A man who voiced the lovable Charlie Brown in a series of 1960s television specials has pleaded guilty to making criminal threats after he attempted to solicit a hitman to kill a San Diego law enforcement officer.

Peter Robbins, 59, is expected to be sentenced to four years and eight months in prison when he appears in court on December 7, a prosecutor in the case told San Diego NBC affiliate NBC7.

On Tuesday, Robbins pleaded guilty to writing letters from his jail cell in which he offered an unidentified acquaintance $50,000 to kill San Diego County Sheriff William Gore. Robbins had been in jail for violating probation he received from a 2013 arrest for allegedly threatening and stalking an ex-girlfriend.

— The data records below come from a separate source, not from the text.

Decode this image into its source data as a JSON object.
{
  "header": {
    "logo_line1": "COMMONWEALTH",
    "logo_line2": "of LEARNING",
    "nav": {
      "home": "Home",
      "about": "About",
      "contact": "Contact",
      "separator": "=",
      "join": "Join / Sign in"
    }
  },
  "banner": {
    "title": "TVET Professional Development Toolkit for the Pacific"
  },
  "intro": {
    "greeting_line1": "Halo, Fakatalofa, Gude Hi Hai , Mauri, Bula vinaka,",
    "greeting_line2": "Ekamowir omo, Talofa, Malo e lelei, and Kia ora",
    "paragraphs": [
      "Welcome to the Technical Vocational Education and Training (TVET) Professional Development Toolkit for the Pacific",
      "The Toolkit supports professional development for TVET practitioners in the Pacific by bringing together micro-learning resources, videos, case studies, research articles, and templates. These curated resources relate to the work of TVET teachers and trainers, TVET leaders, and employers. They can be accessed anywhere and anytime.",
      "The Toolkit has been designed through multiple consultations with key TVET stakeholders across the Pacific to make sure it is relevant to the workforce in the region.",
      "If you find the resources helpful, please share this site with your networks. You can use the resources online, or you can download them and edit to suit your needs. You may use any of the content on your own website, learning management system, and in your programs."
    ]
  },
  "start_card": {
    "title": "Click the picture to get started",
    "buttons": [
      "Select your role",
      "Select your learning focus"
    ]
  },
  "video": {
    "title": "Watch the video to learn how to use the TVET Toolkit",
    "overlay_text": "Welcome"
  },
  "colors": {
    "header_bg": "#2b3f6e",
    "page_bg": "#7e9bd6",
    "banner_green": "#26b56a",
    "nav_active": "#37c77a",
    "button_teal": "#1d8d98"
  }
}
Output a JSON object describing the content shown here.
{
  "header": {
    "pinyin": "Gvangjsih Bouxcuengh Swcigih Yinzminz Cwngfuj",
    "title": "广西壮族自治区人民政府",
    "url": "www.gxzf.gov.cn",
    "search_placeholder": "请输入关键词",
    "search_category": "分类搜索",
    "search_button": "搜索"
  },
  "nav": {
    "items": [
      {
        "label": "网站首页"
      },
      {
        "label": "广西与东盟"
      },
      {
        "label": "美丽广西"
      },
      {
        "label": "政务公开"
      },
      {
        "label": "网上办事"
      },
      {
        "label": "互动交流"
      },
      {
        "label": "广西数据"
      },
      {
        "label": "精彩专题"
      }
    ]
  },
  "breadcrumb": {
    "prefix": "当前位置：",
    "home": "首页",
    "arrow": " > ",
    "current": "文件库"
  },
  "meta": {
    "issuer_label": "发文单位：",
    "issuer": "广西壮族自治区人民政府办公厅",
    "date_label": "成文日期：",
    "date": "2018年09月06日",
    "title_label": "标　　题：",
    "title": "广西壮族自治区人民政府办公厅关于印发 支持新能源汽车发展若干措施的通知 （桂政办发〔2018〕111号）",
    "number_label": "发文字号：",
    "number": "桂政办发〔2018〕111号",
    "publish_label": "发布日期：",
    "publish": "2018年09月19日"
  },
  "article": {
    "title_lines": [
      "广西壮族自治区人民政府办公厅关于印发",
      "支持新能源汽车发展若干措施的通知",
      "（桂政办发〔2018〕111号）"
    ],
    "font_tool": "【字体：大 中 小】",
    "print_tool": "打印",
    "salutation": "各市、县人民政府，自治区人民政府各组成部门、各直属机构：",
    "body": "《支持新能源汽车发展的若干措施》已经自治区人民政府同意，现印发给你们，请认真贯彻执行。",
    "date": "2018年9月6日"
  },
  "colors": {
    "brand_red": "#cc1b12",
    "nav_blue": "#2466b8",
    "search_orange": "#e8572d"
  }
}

“I want justice to be served, but I’m mentally ill,” Robbins reportedly told the judge during his guilty plea. “To stick me three years into a state prison is not benefitting the justice system. I feel I’m entitled to at least a second chance.”

According to NBC, Robbins was scheduled to be sentenced Friday for violation the terms of his probation stemming from his 2013 arrest. At the hearing, San Diego County Deputy District Attorney Brenda Daly announced Robbins would be charged with four new felony counts, including making criminal threats and vandalism.

Prosecutors added the vandalism charge after accusing Robbins of defacing his jail cell, causing approximately $1,000 in damages.

Robbins began acting at a young age and voiced Charlie Brown in a series of television specials in the 1960s, including the iconic A Charlie Brown Christmas, It’s the Great Pumpkin, Charlie Brown and A Boy Named Charlie Brown.

His last credited role came in a 1972 episode of My Three Sons.